Uno de los factores más frecuentes es la introversión. Quienes tienen este rasgo suelen vivir las emociones como algo íntimo y privado, por lo que las demostraciones públicas de afecto pueden resultar invasivas o forzadas. En estos casos, no se trata de un problema a corregir, sino de una manera distinta de expresar el vínculo.

El estilo de crianza también cumple un rol importante. Crecer en familias donde el contacto físico o las expresiones emocionales no eran habituales puede influir en la forma en que una persona se muestra afectuosa en la adultez. Diversos estudios señalan que los modelos aprendidos en la infancia tienden a reproducirse, aunque esto no ocurre de manera automática ni en todos los casos.
Otra explicación posible es la alexitimia, un rasgo psicológico que implica dificultad para identificar y expresar emociones. No supone ausencia de sentimientos, sino problemas para reconocerlos y comunicarlos, lo que puede generar distancia emocional en situaciones sociales.

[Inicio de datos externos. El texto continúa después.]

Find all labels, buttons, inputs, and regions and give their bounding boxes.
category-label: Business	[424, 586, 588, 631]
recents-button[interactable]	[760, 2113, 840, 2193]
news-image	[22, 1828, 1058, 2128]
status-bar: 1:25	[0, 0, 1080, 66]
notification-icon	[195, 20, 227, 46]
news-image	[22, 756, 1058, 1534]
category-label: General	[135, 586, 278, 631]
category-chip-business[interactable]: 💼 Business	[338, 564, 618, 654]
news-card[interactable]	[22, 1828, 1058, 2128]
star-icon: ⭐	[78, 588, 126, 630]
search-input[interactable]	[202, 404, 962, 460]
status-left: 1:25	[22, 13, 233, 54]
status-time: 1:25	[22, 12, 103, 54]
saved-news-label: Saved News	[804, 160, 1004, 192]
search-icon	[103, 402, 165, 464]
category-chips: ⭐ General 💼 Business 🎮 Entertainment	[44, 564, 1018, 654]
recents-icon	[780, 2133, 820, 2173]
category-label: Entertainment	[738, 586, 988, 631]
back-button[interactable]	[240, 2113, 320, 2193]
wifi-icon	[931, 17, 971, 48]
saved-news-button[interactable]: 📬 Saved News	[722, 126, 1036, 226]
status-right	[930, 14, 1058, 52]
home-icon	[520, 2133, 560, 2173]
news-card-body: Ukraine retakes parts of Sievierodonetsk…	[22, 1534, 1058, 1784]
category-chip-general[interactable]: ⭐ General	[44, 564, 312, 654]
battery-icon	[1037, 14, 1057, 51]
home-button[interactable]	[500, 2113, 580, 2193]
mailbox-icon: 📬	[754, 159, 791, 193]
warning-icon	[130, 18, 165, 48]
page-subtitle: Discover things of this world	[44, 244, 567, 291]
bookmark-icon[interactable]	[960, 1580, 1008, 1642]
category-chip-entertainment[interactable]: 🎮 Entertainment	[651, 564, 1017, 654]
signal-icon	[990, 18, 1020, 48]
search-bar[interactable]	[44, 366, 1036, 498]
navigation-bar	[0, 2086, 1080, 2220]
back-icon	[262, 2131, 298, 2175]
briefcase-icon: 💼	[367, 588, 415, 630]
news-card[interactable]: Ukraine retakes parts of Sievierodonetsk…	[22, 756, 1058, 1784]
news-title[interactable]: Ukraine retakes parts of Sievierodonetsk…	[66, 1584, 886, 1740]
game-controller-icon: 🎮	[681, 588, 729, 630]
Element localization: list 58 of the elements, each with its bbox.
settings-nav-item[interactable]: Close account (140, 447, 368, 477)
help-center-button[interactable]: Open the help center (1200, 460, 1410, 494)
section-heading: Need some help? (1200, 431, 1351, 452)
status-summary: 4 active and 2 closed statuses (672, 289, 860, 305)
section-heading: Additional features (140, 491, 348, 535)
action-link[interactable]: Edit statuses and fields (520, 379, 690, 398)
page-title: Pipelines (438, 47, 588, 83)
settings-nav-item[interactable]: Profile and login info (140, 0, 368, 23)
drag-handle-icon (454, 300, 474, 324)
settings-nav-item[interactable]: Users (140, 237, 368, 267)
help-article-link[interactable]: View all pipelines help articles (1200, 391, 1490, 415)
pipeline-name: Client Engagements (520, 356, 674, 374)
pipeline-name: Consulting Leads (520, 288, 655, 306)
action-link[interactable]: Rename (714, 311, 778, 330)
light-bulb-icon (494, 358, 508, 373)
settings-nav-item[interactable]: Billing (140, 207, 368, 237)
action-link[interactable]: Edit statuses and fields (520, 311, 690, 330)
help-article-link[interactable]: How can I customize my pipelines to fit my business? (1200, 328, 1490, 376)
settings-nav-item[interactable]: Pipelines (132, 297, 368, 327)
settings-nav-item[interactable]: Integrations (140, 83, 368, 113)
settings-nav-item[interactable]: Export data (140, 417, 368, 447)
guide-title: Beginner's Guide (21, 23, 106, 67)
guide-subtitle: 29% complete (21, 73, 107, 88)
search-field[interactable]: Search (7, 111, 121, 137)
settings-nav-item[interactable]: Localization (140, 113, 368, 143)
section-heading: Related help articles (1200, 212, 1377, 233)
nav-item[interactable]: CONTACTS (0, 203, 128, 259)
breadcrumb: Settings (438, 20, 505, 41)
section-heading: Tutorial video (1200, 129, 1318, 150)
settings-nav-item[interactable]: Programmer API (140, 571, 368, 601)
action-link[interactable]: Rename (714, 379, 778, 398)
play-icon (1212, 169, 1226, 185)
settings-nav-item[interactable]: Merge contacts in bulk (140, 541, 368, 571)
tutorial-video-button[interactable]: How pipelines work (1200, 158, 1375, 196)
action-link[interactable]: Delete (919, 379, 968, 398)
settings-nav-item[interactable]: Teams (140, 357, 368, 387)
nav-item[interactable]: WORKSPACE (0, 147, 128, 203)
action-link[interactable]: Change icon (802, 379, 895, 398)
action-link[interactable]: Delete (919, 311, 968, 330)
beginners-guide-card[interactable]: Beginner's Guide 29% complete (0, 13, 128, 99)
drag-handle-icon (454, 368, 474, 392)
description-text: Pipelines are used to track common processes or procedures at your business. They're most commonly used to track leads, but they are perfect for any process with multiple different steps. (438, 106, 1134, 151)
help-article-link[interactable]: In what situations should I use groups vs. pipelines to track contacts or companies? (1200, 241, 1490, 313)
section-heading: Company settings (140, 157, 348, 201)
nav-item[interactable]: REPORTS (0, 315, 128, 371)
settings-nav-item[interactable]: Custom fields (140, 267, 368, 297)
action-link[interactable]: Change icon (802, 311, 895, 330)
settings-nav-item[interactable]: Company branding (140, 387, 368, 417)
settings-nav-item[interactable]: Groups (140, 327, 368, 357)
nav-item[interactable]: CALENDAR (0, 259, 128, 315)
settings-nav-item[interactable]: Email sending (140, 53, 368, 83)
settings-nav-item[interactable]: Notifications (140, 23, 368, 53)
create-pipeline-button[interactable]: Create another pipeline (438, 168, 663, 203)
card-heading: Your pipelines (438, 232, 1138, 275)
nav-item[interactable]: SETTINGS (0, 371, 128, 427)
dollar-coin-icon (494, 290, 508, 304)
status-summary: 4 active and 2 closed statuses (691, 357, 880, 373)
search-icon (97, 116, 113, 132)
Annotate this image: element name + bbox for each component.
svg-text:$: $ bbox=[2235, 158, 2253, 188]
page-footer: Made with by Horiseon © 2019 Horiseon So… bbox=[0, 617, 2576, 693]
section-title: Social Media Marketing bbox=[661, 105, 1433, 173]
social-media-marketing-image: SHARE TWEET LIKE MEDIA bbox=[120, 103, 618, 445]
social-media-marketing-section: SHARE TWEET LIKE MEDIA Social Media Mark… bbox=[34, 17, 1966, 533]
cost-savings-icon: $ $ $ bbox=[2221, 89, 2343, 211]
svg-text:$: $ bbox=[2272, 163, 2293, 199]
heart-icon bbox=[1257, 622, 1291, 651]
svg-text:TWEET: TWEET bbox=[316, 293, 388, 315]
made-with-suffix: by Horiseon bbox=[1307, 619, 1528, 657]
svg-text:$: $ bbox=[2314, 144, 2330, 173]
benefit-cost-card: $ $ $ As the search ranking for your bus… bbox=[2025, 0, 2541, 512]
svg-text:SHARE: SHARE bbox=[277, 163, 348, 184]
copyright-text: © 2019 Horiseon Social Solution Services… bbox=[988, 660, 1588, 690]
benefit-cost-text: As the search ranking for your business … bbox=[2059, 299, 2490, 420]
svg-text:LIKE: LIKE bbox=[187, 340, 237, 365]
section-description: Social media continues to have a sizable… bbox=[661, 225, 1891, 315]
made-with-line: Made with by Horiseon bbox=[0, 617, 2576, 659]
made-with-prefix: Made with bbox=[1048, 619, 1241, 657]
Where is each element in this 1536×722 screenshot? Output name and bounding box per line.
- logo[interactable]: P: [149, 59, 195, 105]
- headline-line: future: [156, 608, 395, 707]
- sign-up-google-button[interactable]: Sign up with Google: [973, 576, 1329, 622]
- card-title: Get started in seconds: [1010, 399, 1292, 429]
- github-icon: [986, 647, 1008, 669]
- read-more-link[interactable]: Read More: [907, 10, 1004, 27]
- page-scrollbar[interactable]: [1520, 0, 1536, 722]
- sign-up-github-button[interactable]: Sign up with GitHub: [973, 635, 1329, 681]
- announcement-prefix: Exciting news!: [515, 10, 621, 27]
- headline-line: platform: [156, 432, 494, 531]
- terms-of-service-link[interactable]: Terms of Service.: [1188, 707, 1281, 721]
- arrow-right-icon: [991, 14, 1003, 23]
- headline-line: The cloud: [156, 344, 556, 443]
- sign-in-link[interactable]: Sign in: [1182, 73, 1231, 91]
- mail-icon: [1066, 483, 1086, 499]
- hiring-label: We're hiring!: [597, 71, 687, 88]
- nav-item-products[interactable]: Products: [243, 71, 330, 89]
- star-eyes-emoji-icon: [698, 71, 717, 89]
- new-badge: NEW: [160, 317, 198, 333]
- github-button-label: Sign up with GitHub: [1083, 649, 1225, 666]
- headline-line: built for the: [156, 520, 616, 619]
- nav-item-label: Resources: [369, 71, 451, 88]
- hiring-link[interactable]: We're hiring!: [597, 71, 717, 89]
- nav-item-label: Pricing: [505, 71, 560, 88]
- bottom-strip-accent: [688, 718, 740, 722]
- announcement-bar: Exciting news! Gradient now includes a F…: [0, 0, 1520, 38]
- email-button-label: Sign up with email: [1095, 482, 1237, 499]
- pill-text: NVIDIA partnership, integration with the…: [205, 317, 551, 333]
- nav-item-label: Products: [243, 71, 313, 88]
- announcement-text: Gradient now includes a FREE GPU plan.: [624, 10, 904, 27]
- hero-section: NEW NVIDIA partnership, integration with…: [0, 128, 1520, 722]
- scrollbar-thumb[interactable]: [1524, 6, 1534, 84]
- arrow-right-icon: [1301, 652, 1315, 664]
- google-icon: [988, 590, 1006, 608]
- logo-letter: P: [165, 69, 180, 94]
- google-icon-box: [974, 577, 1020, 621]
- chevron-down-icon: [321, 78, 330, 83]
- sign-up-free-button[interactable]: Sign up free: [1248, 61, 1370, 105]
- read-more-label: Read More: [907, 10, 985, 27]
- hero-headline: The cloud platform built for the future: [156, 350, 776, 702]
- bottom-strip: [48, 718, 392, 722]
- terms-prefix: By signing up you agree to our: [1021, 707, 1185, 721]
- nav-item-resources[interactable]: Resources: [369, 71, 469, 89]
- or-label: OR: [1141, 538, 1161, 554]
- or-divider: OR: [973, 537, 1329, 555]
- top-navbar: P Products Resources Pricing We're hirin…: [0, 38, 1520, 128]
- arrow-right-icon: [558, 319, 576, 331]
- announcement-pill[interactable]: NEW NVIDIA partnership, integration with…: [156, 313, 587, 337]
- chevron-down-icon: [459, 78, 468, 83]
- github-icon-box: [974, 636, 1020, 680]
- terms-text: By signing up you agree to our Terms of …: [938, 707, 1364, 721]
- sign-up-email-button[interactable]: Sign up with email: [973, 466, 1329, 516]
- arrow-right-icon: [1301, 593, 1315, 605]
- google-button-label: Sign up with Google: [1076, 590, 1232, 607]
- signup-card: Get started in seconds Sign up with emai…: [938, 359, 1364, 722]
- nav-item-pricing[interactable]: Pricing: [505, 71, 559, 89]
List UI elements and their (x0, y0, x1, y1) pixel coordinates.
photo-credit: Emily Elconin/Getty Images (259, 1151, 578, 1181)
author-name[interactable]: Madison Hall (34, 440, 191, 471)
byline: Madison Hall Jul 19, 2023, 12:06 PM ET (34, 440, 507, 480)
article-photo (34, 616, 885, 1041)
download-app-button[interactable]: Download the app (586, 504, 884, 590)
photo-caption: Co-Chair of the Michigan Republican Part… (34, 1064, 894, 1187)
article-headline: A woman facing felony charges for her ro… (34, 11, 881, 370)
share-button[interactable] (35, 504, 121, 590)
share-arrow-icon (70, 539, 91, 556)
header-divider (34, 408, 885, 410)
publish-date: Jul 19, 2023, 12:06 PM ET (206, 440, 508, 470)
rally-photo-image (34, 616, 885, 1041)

También influye el modo en que cada persona expresa el afecto. El modelo de los lenguajes del amor, desarrollado por el terapeuta Gary Chapman, sostiene que no todos demuestran cariño a través del contacto físico. Algunas personas priorizan las palabras, el tiempo compartido, los actos de servicio o los regalos. Si el contacto no es el lenguaje predominante, las demostraciones públicas pueden resultar incómodas.

El miedo al juicio social es otro factor clave. Experiencias negativas previas, burlas o críticas pueden generar ansiedad y hacer que el afecto en público se perciba como una exposición innecesaria. En estos casos, la incomodidad funciona como un mecanismo de protección.
Las normas culturales y sociales también condicionan estas conductas. En algunas culturas, las demostraciones públicas de afecto no son bien vistas, y esas creencias suelen mantenerse incluso al cambiar de entorno. Además, persisten mandatos sociales, como la idea de que los hombres deben ser menos demostrativos, lo que impacta en la forma de expresar emociones.
Superar esta incomodidad no implica obligarse a cambiar, sino comprender su origen. Identificar emociones, cuestionar miedos, empezar con pequeños gestos no físicos y, si es necesario, buscar acompañamiento profesional son estrategias habituales para quienes desean trabajar este aspecto.
No mostrar cariño en público no es un defecto ni un problema en sí mismo. Cada persona expresa afecto a su manera, y los vínculos sanos se construyen desde el respeto por esas diferencias, sin necesidad de demostrarlas frente a los demás.